Checkbook Journalism Checks In
Larry King won the Paris post-jail interview sweepstakes by default.
NBC and ABC backed away from a Hilton interview. CBS also let it be known it wasn't interested.
However, the reason for the sudden chill toward Hilton had less to do with the heiress and more to do with the networks' reps.
Networks have been trying to distance themselves from numerous reports that have implied that, in an attempt to obtain an exclusive post-jail interview with Paris, checkbook journalism may have been at work.
The New York Post started the ball rolling when it reported that NBC agreed to pay up to $1 million for a "Today" show sit down. The report ignited other stories about media bidding.
ABC and NBC News were then forced to publicly insist that they do not pay for interviews and that neither had a deal with Hilton.
However, an ABC executive has said otherwise. According to the executive, the Hiltons had taken NBC up on a $1 million offer for the licensing of family photos and a video because it was more lucrative than ABC's $100,000 bid.
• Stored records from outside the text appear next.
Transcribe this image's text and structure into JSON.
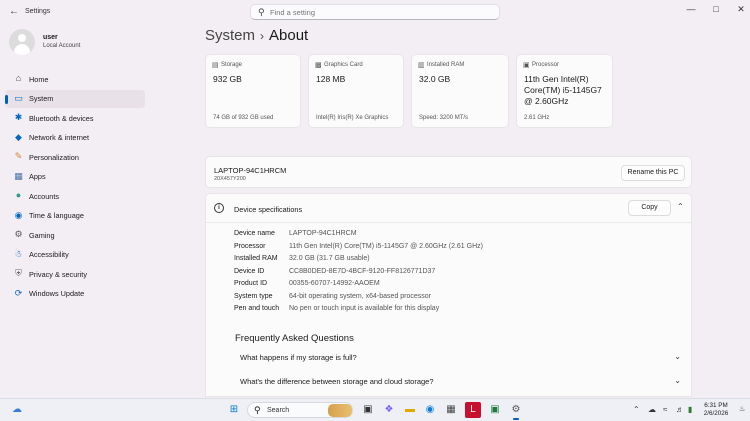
{
  "window": {
    "app_title": "Settings",
    "search_placeholder": "Find a setting"
  },
  "user": {
    "name": "user",
    "account_type": "Local Account"
  },
  "sidebar": {
    "items": [
      {
        "label": "Home",
        "icon": "home-icon"
      },
      {
        "label": "System",
        "icon": "system-icon",
        "active": true
      },
      {
        "label": "Bluetooth & devices",
        "icon": "bluetooth-icon"
      },
      {
        "label": "Network & internet",
        "icon": "network-icon"
      },
      {
        "label": "Personalization",
        "icon": "brush-icon"
      },
      {
        "label": "Apps",
        "icon": "apps-icon"
      },
      {
        "label": "Accounts",
        "icon": "accounts-icon"
      },
      {
        "label": "Time & language",
        "icon": "globe-icon"
      },
      {
        "label": "Gaming",
        "icon": "gaming-icon"
      },
      {
        "label": "Accessibility",
        "icon": "accessibility-icon"
      },
      {
        "label": "Privacy & security",
        "icon": "shield-icon"
      },
      {
        "label": "Windows Update",
        "icon": "update-icon"
      }
    ]
  },
  "breadcrumb": {
    "parent": "System",
    "current": "About"
  },
  "cards": [
    {
      "label": "Storage",
      "value": "932 GB",
      "sub": "74 GB of 932 GB used",
      "icon": "storage-icon"
    },
    {
      "label": "Graphics Card",
      "value": "128 MB",
      "sub": "Intel(R) Iris(R) Xe Graphics",
      "icon": "gpu-icon"
    },
    {
      "label": "Installed RAM",
      "value": "32.0 GB",
      "sub": "Speed: 3200 MT/s",
      "icon": "ram-icon"
    },
    {
      "label": "Processor",
      "value": "11th Gen Intel(R) Core(TM) i5-1145G7 @ 2.60GHz",
      "sub": "2.61 GHz",
      "icon": "cpu-icon"
    }
  ],
  "pc": {
    "name": "LAPTOP-94C1HRCM",
    "model": "20X457Y200",
    "rename_label": "Rename this PC"
  },
  "specs": {
    "title": "Device specifications",
    "copy_label": "Copy",
    "rows": [
      {
        "key": "Device name",
        "value": "LAPTOP-94C1HRCM"
      },
      {
        "key": "Processor",
        "value": "11th Gen Intel(R) Core(TM) i5-1145G7 @ 2.60GHz (2.61 GHz)"
      },
      {
        "key": "Installed RAM",
        "value": "32.0 GB (31.7 GB usable)"
      },
      {
        "key": "Device ID",
        "value": "CC8B0DED-8E7D-4BCF-9120-FF8126771D37"
      },
      {
        "key": "Product ID",
        "value": "00355-60707-14992-AAOEM"
      },
      {
        "key": "System type",
        "value": "64-bit operating system, x64-based processor"
      },
      {
        "key": "Pen and touch",
        "value": "No pen or touch input is available for this display"
      }
    ]
  },
  "faq": {
    "title": "Frequently Asked Questions",
    "items": [
      {
        "question": "What happens if my storage is full?"
      },
      {
        "question": "What's the difference between storage and cloud storage?"
      }
    ]
  },
  "taskbar": {
    "search_label": "Search",
    "time": "6:31 PM",
    "date": "2/6/2026"
  },
  "colors": {
    "accent": "#005fb8",
    "background": "#f3eef3",
    "card": "#fbfbfb"
  }
}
For decades news organizations have frowned upon checkbook journalism primarily because the practice implicitly taints the credibility of sources. Cash payments provided in exchange for news may give a source an incentive to inflate a story. The hotter the account, the more money it is worth. In all of the jockeying, truth may be lost in the mix.
The nets have been cleverly getting around the rule by paying money for what they call "licensing" of photos, videos, or made-for TV movie rights.
Here are some examples:
NBC scored exclusive interviews with the two U.K. princes, William and Harry. Coincidently, the Peacock network paid a reported $2.5 million fee to air a concert in July that commemorates the 10th anniversary of Princess Diana's death.
ABC News paid hundreds of thousands of dollars to Steve Irwin's widow for footage used in a Barbara Walters primetime interview in Fall 2006.
In 2003, CBS News offered Pvt. Jessica Lynch, the former prisoner of war in Iraq who was rescued by U.S. forces, possible movie and book deals through its sister corporate divisions.
Prior to the 1970s, paying for stories was fairly routine. It is an acceptable practice in Europe.
Disclosure is the key. Now if we can only get the networks to quit the charade.